Senator. Thom Telles (RN. Democratic Party Bill.
“If you take a look at what we haven’t done — no mandatory waiting periods, no ban on any guns that can be legally purchased today… I think it makes sense and I think the majority of the American people would agree with it,” he said.
However, the political reality of Tuesday’s election was stark, with the deal backed mainly by Republican senators more insulated from the electoral fallout. Even the two Republican senators running for re-election this year who voted to advance the deal on Tuesday reflect that basic dynamic: Monday. Lisa Murkowski (R-Alaska) is counting on independent and Democratic voters to survive her re-election bid against a more conservative Republican challenger, the senator. Todd C. Young (R-India) emerged unopposed from the May 3 primary.
Young said Wednesday that it was not a guaranteed vote in favor of the final bill, saying it was still “absorbing the actual language.” But he praised the mental health and school security funding in the bill and called the gun provisions “very reasonable.” He said that if a conservative reaction to the bill was brewing, it would not be reflected in his component comments.
“The calls are about 10 to 1 in my office – 10 in favor of reasonable prohibitions” on allowing dangerous people to have access to firearms, he said. “For me, it’s just about listening to my constituents and responding, and sometimes the government really needs to do that — to be responsive.”
However, the pressure created has gone in the opposite direction to the senator. Cynthia M. Lummis (R-Wyo.), who has expressed some openness to narrow-arms provisions this month. On Wednesday, she said, voters in Wyoming who called her office had turned “significantly” against the pending deal.
“Everyone is now concerned about the violation of Second Amendment rights,” she said.
Senator. Roger Marshall (R-K.S.), who voted against introducing the deal on Tuesday, summed up the message he received from voters as follows: “Stand tall. … don’t give up, leave no room in the Second Amendment.”

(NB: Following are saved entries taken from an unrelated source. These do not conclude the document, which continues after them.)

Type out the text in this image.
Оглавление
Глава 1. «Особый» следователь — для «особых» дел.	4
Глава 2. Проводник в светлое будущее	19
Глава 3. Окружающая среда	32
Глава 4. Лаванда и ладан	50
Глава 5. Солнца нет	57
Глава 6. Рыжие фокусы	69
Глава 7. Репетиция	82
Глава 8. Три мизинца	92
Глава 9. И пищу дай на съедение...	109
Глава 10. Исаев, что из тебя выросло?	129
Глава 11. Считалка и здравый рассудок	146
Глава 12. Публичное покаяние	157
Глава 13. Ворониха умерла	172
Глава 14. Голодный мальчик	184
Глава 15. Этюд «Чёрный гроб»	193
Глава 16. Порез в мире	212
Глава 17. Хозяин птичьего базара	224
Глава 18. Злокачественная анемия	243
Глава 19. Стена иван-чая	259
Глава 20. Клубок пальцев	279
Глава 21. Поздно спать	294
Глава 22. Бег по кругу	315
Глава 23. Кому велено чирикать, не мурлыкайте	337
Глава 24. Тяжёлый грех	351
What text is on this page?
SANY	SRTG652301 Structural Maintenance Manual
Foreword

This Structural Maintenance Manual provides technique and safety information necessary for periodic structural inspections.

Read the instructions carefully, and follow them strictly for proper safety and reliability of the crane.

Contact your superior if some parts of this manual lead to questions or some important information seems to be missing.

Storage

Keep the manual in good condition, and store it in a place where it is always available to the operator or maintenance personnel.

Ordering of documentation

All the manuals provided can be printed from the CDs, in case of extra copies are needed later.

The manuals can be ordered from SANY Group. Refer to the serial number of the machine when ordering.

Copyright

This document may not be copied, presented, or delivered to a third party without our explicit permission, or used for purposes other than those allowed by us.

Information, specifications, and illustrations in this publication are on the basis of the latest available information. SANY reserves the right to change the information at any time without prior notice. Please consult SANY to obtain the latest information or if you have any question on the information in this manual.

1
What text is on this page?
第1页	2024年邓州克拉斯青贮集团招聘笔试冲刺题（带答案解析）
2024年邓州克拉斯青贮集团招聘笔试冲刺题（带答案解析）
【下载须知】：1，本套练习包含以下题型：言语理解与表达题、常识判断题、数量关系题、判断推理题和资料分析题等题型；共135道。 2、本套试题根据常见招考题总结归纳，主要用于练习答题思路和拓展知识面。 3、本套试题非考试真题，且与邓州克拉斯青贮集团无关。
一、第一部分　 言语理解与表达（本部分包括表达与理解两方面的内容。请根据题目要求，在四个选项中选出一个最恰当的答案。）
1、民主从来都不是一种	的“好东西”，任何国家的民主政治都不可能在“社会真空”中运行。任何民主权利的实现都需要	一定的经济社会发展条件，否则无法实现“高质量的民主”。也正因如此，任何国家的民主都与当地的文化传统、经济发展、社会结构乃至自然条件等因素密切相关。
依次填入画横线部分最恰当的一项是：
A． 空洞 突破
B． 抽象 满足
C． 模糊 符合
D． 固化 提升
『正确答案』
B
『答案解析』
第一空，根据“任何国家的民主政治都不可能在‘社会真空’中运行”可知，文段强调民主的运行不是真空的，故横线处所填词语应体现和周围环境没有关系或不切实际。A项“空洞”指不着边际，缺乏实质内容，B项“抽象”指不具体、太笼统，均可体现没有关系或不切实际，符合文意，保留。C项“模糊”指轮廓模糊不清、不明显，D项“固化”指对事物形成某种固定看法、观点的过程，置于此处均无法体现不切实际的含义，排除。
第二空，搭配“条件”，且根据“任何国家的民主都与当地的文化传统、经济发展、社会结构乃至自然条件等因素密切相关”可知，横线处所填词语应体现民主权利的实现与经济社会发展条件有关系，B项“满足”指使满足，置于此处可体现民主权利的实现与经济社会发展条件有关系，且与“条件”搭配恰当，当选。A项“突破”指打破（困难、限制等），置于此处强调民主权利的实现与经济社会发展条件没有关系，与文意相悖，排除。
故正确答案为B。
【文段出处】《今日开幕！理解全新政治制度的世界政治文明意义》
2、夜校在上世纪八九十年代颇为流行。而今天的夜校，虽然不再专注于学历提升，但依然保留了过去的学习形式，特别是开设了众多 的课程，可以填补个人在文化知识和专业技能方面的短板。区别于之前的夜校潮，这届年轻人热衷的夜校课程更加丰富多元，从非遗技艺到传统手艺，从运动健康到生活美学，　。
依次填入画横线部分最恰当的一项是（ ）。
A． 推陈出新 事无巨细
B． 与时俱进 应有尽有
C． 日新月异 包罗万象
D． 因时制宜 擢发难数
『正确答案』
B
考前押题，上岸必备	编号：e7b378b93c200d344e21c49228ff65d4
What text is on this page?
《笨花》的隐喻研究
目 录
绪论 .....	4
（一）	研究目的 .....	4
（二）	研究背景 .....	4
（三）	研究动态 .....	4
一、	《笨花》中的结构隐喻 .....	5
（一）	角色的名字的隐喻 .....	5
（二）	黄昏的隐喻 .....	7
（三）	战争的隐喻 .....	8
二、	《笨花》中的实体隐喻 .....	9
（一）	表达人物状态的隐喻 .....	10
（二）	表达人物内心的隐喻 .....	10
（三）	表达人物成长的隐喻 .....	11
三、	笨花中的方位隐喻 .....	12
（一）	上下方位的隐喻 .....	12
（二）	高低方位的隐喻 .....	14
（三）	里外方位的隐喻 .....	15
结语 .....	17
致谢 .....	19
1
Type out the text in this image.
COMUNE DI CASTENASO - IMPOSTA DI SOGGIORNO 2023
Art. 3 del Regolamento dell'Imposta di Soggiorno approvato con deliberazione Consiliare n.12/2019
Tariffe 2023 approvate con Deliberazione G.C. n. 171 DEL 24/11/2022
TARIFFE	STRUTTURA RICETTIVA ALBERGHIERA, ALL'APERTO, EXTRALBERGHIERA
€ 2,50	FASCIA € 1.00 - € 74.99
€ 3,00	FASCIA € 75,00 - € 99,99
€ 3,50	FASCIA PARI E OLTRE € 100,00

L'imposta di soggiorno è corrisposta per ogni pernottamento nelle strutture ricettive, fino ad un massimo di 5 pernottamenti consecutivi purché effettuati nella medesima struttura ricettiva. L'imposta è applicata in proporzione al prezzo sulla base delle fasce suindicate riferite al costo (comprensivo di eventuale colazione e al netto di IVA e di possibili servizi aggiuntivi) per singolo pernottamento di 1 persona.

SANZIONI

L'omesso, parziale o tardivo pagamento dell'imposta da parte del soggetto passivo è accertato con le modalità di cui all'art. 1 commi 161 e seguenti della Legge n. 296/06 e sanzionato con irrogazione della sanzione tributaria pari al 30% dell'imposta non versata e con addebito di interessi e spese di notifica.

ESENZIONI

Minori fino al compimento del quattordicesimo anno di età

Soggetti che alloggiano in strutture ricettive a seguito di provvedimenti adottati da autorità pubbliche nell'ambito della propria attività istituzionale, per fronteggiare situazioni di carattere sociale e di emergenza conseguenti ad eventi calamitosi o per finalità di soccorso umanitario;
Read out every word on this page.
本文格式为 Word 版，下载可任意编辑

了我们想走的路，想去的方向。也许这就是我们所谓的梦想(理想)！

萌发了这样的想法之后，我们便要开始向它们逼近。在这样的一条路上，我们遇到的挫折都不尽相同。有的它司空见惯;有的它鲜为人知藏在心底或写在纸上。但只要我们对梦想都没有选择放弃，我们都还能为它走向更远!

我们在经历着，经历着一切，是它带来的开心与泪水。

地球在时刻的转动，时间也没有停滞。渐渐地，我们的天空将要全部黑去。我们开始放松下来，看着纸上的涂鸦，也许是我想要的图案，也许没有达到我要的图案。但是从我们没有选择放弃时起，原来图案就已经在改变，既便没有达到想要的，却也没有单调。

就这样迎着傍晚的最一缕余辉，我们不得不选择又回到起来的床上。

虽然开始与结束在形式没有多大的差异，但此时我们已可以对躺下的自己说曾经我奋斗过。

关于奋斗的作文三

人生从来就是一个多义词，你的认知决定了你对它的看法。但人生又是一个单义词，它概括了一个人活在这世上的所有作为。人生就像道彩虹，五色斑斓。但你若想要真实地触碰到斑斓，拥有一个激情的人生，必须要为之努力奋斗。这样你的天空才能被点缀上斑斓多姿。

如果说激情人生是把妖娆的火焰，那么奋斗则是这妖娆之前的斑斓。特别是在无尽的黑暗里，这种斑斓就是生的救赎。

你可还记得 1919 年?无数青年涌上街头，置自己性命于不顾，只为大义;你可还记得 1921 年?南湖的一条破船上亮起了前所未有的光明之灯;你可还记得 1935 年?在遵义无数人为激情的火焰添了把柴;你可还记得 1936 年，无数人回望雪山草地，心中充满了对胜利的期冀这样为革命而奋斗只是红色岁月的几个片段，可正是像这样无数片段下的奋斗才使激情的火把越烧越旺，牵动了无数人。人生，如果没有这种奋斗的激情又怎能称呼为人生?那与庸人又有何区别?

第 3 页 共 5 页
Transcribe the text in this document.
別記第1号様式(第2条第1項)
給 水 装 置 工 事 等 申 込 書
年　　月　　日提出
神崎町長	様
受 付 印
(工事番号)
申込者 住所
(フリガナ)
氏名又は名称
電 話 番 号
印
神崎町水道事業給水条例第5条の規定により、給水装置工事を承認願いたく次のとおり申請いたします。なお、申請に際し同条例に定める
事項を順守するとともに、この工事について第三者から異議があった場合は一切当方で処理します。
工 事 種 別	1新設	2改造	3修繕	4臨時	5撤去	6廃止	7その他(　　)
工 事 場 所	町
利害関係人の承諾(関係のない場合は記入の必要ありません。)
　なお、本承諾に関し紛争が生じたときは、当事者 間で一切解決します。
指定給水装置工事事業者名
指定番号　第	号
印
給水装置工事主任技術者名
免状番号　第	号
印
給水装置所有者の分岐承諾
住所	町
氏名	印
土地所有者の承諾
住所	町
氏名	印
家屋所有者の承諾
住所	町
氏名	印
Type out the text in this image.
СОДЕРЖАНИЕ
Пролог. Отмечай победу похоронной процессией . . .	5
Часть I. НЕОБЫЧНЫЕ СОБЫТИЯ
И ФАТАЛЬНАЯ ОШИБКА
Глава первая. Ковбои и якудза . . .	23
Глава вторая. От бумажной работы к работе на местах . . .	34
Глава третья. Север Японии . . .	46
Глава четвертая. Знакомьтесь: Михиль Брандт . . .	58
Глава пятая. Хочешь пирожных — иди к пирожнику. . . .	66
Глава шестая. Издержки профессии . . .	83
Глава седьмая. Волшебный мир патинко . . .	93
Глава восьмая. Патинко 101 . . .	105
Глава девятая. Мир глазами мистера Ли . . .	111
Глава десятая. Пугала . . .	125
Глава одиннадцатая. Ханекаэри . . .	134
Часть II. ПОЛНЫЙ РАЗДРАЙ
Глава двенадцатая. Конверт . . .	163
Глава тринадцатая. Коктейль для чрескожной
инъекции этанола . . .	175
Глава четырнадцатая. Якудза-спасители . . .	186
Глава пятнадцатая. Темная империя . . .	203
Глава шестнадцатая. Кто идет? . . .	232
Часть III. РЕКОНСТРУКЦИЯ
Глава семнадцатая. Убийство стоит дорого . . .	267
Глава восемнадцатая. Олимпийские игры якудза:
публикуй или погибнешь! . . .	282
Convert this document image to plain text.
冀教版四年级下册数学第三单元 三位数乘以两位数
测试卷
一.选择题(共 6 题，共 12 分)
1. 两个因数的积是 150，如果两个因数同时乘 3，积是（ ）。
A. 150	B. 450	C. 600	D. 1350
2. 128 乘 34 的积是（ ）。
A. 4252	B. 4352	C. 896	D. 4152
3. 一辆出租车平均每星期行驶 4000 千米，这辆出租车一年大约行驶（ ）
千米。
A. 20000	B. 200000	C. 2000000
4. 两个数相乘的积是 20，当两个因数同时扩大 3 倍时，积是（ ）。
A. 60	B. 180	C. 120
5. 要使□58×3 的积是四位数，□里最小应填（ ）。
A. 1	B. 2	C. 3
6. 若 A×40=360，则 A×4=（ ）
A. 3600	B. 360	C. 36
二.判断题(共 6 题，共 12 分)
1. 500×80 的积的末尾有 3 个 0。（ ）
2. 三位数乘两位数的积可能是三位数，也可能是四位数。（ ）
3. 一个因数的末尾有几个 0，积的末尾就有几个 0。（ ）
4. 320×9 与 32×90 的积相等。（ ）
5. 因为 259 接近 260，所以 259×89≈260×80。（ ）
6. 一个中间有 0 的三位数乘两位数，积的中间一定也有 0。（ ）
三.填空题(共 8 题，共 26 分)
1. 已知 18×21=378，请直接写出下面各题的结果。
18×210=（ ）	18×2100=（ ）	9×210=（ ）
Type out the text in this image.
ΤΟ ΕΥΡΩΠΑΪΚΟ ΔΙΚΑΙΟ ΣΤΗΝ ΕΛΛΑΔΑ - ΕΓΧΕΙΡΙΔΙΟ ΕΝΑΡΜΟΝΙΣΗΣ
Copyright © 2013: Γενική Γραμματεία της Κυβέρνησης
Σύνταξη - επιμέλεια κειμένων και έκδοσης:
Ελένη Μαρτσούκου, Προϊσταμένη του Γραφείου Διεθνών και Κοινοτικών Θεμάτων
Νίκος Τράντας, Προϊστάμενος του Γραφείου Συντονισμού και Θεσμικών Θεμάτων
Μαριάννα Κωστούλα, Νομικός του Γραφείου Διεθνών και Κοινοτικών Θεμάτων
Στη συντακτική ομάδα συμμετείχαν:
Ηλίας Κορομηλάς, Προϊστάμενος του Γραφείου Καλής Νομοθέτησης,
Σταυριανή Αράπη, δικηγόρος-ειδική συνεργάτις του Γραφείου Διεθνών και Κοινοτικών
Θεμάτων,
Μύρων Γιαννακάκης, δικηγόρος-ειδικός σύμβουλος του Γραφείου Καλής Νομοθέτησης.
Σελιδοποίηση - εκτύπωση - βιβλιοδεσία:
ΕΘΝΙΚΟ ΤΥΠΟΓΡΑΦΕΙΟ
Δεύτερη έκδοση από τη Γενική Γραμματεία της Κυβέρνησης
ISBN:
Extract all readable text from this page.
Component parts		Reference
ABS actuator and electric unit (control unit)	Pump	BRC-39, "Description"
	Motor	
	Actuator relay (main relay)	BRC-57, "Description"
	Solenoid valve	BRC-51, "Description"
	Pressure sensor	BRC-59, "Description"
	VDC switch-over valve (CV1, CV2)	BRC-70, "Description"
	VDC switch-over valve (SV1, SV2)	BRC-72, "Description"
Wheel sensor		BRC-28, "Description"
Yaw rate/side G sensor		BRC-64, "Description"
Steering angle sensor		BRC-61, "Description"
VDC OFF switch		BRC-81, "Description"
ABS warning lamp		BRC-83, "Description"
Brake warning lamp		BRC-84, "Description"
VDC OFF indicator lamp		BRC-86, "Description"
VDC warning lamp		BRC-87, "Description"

However, he declined to criticize McConnell or other Republicans for embracing the deal and predicted that any political fallout among the GOP base would be fleeting: “I feel like we have a good team now, that we’re together, and that we’re going to go there and agree to disagree after that. And I think at the end of the day. Today…people back home are so caught up in inflation, gasoline prices, that this is not a top 10 issue for them.”
For many of the Republicans who support the deal, going forward, any electoral consequences are not at the heart of the matter. “I’m not sure it’s good policy,” the senator said. Mitt Romney (Utah). “It’s going to save lives – which is why it’s so good.”
Mariana Sotomayor contributed to this report.